It's been some time since I posted about the continuing development of the Mark 2.  Progress has slowed recently as I've been distracted by a back injury, meanwhile my work and family have taken some priority over the project.  Here's a summary of the Mark 2 progress thus far:

Electronics

The LED circuits have not changed at all.  The control board, however, has undergone a complete redesign.  One of the main goals was the ability to run on 4x AA batteries (3.2 - 6.0 Volts).  Realization requires three switching power converters (I purchased complete converter boards in order to save development time):

• 3.3v converter for the control board (Pololu S7V8F3)
• 15v converter for the gate driver (SX1308 Boost, purchased from eBay)
• 125v capacitor charger (MIC2171 Flyback, purchased from eBay)

This many converters may seem like overkill, but having three separate power supplies has benefits.  First off, the microcontroller's supply is completely separated from the gate driver (no fluctuations from the gate driver can affect the microcontroller, unlike that one time it happened and I ruined all the LED's).  Second, maintaining 15v for the gate driver means the transistors will perform the same regardless of battery voltage level.  Finally, each converter is tailored to serve its function.  The power consumption has been significantly reduced compared to the Classic model.

Case Design

The mantra during development of the Classic design was to make it easy to produce a working unit.  For the Mark 2, I'm focusing on improving the market value of the unit.  The case is partially constructed of metal.  The front of the case is made of 1/4" 6061 Aluminum, which will give the unit much better structural and thermal properties.  The back portion will still be 3D printed, but I intend to use ABS and post-process it with a vapour bath.  The size of the unit has been decreased in every dimension, thanks to smaller electronic components and fewer batteries.

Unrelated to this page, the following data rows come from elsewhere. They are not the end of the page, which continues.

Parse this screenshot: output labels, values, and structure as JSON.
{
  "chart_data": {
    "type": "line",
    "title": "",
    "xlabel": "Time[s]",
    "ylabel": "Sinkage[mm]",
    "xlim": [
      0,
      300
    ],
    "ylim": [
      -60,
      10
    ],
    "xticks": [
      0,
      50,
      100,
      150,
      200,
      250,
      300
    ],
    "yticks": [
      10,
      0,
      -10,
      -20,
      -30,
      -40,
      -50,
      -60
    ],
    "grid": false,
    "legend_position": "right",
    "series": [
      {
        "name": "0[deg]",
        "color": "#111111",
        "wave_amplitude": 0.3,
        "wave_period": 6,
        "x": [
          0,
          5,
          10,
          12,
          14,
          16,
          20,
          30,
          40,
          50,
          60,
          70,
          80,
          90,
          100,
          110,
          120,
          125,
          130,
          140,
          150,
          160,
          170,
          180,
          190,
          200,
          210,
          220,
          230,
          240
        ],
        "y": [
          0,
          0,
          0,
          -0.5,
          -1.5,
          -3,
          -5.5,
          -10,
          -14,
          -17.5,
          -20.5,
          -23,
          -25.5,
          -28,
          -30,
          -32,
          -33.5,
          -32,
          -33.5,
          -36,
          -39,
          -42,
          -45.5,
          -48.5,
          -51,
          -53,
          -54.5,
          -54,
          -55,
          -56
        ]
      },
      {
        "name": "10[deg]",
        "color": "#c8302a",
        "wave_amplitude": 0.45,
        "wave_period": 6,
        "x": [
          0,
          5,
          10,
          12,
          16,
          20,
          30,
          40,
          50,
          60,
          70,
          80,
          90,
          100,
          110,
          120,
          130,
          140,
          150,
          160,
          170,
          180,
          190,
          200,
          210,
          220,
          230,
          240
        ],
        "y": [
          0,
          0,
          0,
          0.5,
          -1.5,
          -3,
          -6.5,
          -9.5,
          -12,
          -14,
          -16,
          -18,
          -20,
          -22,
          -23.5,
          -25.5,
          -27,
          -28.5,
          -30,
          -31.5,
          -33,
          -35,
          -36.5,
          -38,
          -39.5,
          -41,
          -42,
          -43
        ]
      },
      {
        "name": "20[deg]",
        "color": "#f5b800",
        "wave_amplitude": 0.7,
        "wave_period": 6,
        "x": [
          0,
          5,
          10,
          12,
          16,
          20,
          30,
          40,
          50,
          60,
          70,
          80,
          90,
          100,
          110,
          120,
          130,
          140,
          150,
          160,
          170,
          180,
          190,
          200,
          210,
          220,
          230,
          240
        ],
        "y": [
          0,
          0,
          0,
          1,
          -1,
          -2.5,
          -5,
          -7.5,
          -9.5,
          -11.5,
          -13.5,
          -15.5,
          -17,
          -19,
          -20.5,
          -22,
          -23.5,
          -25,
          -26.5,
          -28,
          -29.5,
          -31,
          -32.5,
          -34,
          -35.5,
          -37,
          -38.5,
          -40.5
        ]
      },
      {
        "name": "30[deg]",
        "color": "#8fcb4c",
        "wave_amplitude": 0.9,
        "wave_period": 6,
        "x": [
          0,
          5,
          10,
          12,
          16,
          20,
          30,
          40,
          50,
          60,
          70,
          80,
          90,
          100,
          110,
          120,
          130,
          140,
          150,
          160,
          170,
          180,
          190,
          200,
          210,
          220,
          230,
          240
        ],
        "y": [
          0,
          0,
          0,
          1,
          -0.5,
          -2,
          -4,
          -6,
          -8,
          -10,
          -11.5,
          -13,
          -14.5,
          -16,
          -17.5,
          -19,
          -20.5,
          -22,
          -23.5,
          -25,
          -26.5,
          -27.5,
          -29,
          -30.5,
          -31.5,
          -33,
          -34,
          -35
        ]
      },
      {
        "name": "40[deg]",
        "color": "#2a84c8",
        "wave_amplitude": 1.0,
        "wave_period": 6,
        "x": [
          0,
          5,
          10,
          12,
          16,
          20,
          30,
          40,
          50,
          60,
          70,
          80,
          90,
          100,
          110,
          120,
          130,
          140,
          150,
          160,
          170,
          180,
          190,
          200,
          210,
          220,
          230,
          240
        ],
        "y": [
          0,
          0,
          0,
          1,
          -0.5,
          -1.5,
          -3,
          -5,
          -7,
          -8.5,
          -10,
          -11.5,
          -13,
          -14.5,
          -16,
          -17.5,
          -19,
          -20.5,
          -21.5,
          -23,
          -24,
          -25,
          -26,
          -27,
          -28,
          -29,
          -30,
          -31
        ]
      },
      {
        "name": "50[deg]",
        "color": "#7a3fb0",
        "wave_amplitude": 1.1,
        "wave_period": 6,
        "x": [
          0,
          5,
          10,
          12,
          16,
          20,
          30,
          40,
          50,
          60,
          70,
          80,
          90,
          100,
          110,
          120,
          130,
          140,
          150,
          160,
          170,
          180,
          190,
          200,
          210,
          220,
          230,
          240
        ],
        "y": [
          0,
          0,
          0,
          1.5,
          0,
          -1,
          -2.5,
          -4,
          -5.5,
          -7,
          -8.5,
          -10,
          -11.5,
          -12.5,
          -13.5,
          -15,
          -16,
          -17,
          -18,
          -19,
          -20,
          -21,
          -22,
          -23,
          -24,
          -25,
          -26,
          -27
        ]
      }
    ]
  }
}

The rear half is being printed as I type.   The front half was fabricated using a 3D printed template for the holes and valleys.  If I build any more units, the front halves will likely be CNC machined.

So, why am I giving any consideration to the case's thermal properties?  Because of the plan to include...

Constant Light Mode

Edgerton has easily 150W of LED lighting power, and it's a bit of a shame that the Classic does not have any way to turn them on for constant lighting.  There are two reasons that constant lighting would be helpful: modelling light (which gives a preview of how the lighting is set up and lets the user test different lighting angles in real-time) and image/video lighting.

Because of the huge amounts of lighting power available and the limitations of AA batteries, I'm still contemplating how to design the power supply system.  An external supply is definitely needed to produce more than a few watts of power, and I may develop an external pack which can be plugged in to mains power.  Providing 150W of power will allow for high shutter speeds, but will only be usable for a few seconds at a time due to the heat generated.  20W - 50W will probably be more sustainable for longer periods of time.

A set of fully-charged batteries could probably supply 10W of power, which can easily be converted to the LED's forward voltage.  This may be enough to serve as a modelling light, so that the user doesn't need to plug in an external power supply just to setup the flash.

Unfortunately each of these components is going to add cost and complexity to the unit.  Edgerton's primary purpose is high-speed flash photography, and I don't plan to compromise that ability just to add continuous lighting.  It's likely that I can add the battery-powered continuous lighting function without much cost, but the mains-powered function may or may not make it into the final design.